Alan Greenspan, Ben Bernanke and Janet Yellen then picked up the torch driving the Federal – funds rate down to 1% in 2003, contributing significantly to the housing bubble and leading to the Great Recession.

Chairman Jerome Powell is continuing this easy monetary policy in the face of rising inflation and exploding government deficits.  In so doing, it is clear the Fed “has engineered another housing boom in the past year and continues to stimulate this form of economic consumption via $40 billion of mortgage-backed securities purchase each month.” (WSJ 6/15/21)

The housing market did not need this additional stimulus to begin with.  Demand was already strong pre-pandemic.  All this is doing now is skewing incentive to over invest in housing.  Sound familiar?  Think 2007 – 2008.  Don’t these people ever learn anything?

Other asset prices are soaring as well; SPACS, which raise capital via IPOs for unknown acquisitions, non-fungible tokens and junk bonds.

Human behavior seldom changes at speculative market tops like this.  All and sundry rush to impute value to essentially valueless things.  What does change is the locus of this behavior.  Therefore, it is imperative for income property investors to determine the place or site that this activity is focused upon and stay as far away from it as possible.
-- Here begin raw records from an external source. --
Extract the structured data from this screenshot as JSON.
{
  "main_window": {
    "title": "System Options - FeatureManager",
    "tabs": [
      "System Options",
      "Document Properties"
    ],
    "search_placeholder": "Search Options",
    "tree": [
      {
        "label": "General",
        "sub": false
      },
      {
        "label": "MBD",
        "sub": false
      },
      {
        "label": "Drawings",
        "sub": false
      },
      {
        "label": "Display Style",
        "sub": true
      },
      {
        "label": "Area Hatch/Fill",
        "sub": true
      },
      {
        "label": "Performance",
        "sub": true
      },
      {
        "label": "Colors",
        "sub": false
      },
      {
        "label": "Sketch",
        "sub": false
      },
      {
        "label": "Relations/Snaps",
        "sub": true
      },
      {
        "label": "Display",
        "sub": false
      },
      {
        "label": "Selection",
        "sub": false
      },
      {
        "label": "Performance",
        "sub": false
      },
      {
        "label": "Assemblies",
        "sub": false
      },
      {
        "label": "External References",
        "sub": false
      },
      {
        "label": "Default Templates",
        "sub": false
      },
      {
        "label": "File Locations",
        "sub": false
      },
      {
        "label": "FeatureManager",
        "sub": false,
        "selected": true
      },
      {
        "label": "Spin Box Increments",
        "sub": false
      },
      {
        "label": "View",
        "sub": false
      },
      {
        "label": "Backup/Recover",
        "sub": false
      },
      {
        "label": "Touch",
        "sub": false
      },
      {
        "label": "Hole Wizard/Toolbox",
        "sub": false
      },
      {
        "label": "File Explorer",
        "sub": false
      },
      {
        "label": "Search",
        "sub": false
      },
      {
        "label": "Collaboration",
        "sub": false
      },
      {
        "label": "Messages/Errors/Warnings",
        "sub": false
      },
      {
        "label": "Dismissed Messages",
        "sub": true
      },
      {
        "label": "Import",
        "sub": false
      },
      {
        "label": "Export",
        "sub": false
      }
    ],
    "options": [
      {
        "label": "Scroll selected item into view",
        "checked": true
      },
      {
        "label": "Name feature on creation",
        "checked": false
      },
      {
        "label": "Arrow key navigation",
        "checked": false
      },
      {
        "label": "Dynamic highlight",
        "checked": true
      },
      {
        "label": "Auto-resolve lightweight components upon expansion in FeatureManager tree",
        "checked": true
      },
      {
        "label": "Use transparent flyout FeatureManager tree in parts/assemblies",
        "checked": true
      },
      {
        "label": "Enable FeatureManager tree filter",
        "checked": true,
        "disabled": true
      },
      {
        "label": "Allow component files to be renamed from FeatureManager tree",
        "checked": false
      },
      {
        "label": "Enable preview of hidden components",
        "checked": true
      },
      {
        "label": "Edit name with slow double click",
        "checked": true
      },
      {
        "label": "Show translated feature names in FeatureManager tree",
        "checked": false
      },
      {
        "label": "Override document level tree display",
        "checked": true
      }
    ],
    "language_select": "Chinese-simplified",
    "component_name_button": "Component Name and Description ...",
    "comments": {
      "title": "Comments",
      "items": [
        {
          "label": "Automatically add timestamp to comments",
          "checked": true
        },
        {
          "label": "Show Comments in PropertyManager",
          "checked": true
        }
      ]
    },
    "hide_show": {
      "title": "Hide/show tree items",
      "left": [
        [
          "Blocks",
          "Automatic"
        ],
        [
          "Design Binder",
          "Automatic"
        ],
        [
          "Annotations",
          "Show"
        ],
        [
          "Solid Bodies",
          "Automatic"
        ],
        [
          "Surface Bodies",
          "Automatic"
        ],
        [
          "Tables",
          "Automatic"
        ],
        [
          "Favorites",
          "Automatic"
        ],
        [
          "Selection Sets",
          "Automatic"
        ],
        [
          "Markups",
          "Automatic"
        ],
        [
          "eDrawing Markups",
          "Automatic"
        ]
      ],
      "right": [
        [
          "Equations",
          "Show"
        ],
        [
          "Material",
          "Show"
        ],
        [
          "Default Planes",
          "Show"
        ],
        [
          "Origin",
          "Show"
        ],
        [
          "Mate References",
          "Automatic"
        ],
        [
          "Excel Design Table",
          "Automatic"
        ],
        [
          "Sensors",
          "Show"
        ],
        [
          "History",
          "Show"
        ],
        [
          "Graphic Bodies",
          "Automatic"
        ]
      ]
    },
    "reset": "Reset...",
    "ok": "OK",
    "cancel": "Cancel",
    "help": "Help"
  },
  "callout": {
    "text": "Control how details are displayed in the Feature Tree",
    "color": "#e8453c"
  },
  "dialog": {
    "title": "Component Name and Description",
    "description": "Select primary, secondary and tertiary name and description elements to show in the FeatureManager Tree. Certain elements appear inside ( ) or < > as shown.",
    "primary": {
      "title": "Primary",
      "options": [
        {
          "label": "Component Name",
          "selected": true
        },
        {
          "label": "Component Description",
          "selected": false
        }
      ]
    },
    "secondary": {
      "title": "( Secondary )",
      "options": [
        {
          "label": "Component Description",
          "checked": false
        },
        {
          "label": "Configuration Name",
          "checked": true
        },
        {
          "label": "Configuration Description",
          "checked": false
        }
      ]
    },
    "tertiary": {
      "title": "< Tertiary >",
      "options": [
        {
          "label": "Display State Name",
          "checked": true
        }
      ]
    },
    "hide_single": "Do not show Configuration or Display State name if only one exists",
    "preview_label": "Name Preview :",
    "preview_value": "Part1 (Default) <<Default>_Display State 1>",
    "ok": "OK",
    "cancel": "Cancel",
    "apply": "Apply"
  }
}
If the Fed continues to not take current inflation issues seriously and allows real short term treasury yields to remain negative, cap rates may continue to compress.  If this proves to be the case cash-on-cash returns may shrink as well.

This may result in more non-core asset types coming to market as investors chase yield.  This is what happened in 2007-2008 with catastrophic results as soon as the Fed did begin to tighten. 

Investors overreacted, sending the real economy into a tailspin.  Non-core property types went dark and much money was lost.

With interest rates still near historic lows, we believe the Fed has ample room to infuse some reality into markets without running things off the rails.  However, it must act soon.  Wise real property investors will consider hedging against another too-little-too-late response by the Fed in not straying too far from investment grade commercial property types.